Most insured people already faced cost-sharing for hospitalizations and outpatient visits related to COVID treatment. Private insurers were not required to waive cost-sharing for any COVID treatment. Although some did so voluntarily, most insurers had phased out these exemptions a year earlier.

far away

what’s changingDuring a public health emergency, some of the flexibility associated with providing health care through telehealth would be lost.

  • During the public health emergency, providers writing controlled substance prescriptions were allowed to do so via telemedicine, but after May 11, in-person visits would be required.
  • Due to the pandemic, all states and DC temporarily waived some aspects of state licensure requirements so that providers with equivalent licenses in other states can practice remotely via telehealth. Some states tied those policies to the end of a federal public health emergency so that those policies would expire unless those states changed their policy.
  • The Department of Health and Human Services temporarily waived fines against providers using technologies that do not comply with federal privacy and security regulations in the provision of telehealth services during a public health emergency. Enforcement of these rules when the public health emergency ends will limit the provision of telehealth to so-called “HIPAA-compliant” technologies and communications offerings.
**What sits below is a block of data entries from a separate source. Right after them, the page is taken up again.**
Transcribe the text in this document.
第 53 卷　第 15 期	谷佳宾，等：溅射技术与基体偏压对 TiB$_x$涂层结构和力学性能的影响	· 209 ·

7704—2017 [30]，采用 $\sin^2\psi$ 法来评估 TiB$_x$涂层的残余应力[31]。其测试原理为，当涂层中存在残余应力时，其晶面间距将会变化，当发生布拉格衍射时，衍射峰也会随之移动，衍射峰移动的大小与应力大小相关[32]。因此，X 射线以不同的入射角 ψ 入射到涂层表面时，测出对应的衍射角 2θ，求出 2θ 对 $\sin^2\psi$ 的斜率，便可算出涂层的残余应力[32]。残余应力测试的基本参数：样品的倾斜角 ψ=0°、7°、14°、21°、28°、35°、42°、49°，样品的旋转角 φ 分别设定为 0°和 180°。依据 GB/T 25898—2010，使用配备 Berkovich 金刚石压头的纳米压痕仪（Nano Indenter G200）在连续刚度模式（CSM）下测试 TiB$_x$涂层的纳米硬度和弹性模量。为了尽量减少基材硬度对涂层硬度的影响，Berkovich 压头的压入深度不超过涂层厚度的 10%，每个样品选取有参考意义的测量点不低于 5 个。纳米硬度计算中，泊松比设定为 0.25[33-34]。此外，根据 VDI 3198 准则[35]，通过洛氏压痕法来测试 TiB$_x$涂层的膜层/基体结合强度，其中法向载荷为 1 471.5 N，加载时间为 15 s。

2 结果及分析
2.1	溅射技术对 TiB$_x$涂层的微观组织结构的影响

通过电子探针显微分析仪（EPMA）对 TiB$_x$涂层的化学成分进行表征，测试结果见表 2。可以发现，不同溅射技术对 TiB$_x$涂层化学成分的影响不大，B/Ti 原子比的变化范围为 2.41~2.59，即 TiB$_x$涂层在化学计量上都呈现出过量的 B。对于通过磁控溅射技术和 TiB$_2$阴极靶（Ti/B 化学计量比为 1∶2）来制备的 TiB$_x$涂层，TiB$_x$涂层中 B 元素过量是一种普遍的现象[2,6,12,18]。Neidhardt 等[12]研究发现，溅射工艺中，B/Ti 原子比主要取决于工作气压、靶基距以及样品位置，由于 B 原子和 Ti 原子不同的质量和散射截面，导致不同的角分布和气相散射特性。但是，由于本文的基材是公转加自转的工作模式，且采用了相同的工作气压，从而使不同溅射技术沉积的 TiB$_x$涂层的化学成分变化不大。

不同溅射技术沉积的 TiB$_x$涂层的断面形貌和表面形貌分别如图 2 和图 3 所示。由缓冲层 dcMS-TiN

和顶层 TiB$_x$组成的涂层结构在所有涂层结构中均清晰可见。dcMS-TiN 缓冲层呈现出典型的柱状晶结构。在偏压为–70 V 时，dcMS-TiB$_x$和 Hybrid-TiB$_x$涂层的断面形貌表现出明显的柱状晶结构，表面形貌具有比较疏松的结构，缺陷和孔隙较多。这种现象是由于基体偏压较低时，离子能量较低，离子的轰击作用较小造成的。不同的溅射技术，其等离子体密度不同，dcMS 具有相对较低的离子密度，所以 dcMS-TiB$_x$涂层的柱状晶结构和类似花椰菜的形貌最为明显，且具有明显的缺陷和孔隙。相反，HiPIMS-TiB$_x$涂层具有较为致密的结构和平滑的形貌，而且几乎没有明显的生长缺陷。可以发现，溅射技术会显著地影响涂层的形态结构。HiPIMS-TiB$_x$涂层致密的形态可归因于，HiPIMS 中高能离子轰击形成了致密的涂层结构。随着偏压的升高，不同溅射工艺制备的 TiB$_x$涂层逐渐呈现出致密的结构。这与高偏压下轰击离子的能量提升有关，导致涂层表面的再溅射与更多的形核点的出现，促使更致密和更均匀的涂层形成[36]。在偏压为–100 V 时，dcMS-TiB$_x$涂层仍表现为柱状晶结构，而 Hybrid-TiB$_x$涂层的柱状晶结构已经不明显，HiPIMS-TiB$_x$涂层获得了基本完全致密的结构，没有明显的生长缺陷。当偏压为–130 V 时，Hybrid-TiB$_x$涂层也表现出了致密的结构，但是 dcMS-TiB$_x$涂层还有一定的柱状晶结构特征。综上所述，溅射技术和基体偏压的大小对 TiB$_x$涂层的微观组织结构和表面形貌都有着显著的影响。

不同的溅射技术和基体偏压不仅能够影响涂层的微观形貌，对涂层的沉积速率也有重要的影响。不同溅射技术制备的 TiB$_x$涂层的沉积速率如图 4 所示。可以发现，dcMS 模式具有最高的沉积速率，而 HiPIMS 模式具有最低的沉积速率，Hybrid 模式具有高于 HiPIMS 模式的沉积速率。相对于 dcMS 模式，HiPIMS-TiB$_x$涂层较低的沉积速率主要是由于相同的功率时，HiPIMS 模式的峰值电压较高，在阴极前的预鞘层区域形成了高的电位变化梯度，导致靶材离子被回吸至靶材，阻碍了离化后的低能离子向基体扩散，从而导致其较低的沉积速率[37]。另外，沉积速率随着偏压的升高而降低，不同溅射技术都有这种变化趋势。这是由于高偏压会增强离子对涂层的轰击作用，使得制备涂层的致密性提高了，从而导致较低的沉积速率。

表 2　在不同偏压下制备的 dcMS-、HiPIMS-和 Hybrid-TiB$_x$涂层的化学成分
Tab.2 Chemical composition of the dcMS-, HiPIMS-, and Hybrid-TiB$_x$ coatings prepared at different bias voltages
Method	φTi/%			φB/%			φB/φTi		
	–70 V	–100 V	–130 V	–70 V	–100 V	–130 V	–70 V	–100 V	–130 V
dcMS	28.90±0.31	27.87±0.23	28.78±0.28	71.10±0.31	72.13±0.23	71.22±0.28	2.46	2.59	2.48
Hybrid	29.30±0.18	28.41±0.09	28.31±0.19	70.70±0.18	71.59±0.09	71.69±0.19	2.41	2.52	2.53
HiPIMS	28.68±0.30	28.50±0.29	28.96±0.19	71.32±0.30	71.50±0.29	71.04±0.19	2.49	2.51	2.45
what is that: Expanded telehealth for Medicare beneficiaries was once a public health emergency, but due to recent legislation, will remain unchanged until December 31, 2024. Most private insurers already covered telemedicine before the pandemic. In Medicaid, states have broad authority to cover telehealth without federal approval. Most states have made or plan to make some Medicaid telehealth flexibility permanent.


Overall, the broadest impact from the end of the public health emergency will likely be higher costs for COVID tests – both at-home tests and tests performed by physicians. As many Americans delay or go without needed care because of cost, the end of free COVID tests could have wide-ranging implications for people’s ability to get a timely COVID diagnosis or prevent transmission. Other changes in health policies that are associated with public health emergencies, national emergencies and other declarations are discussed in more detail in our previous overviews.

Also, and potentially more important, changes will come when federal supplies of vaccines, treatments and tests run out, although the timing of that has not yet been determined and is not linked to a public health emergency. The Biden administration has announced that it has no more money for vaccines, tests or treatments, and Congress will need to provide more money.

Importantly, continued enrollment for Medicaid enrollees – which has led to record-high enrollment in Medicaid – was once tied to the end of a public health emergency. However, recent legislation removed this provision from the public health emergency and ended continuous enrollment on March 31, 2023. States can begin disenrolling people from Medicaid as early as April 1, 2023, although most states will take a year to complete these enrollments. KFF estimates that millions of people will lose Medicaid coverage during this unwinding period.